Пятнадцатого мая 1823 года Александр I царапал гусиным пером по синей бумаге с золотым обрезом:
«Если тебе досужно, любезный Алексей Андреевич, то мне будет удобнее, чтобы ты у меня отобедал сегодня, вместо завтрашнего, и привез бы вместе и дела. Но не торопись к обеду, и не прежде уезжай, как по окончании Комитета. Ты мне привезешь уведомление о том, что происходить будет в заседании».

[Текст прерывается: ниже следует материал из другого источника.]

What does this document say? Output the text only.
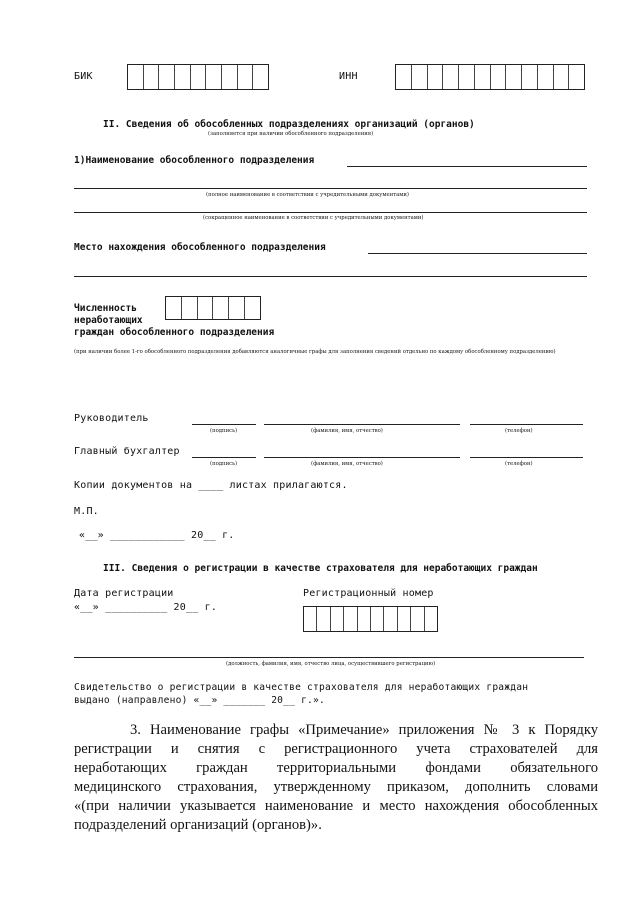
БИК	ИНН
II. Сведения об обособленных подразделениях организаций (органов)
(заполняется при наличии обособленного подразделения)
1)Наименование обособленного подразделения
(полное наименование в соответствии с учредительными документами)
(сокращенное наименование в соответствии с учредительными документами)
Место нахождения обособленного подразделения
Численность
неработающих
граждан обособленного подразделения
(при наличии более 1-го обособленного подразделения добавляются аналогичные графы для заполнения сведений отдельно по каждому обособленному подразделению)
Руководитель
(подпись)	(фамилия, имя, отчество)	(телефон)
Главный бухгалтер
(подпись)	(фамилия, имя, отчество)	(телефон)
Копии документов на ____ листах прилагаются.
М.П.
«__» ____________ 20__ г.
III. Сведения о регистрации в качестве страхователя для неработающих граждан
Дата регистрации
«__» __________ 20__ г.
Регистрационный номер
(должность, фамилия, имя, отчество лица, осуществившего регистрацию)
Свидетельство о регистрации в качестве страхователя для неработающих граждан
выдано (направлено) «__» _______ 20__ г.».
3. Наименование графы «Примечание» приложения № 3 к Порядку
регистрации и снятия с регистрационного учета страхователей для
неработающих граждан территориальными фондами обязательного
медицинского страхования, утвержденному приказом, дополнить словами
«(при наличии указывается наименование и место нахождения обособленных
подразделений организаций (органов)».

Скрипя вилкой по тарелке, Аракчеев медленно жевал куски жареного фазана, сопел и попивал легкое французское вино из стакана со штандартом и двуглавым орлом. Александр ел вяло и неохотно. Аракчеев – обильно и жадно. В промежутках между двумя глотками он, не прожевывая пищу, жаловался Александру на братьев Тургеневых, особенно на Николая.
– Либерал, государь, он – якобинец, не токмо что либерал, и настроение умственное у него вредное.
– Не обижай меня, Алексей Андреевич, не отнимай уверенности в последних мне верных людях. После измены Сперанского, коему все-таки пришлось поручить дело, не вижу возможным обойтись без Тургенева хотя бы в ведомстве финансов. Людей с образованностью, пылкостью и усердием не так уж много, дорогой друг. А если ты, бесценное мое сокровище, всех начнешь с собой сравнивать, то, пожалуй, что мы только вдвоем и останемся.
Аракчеев засиял. Он начал излагать множество личных просьб, замаскированных благотворительностью, назидательной строгостью, любовью к точности закона и бескорыстием. Через минуту он уже забыл Тургеневых.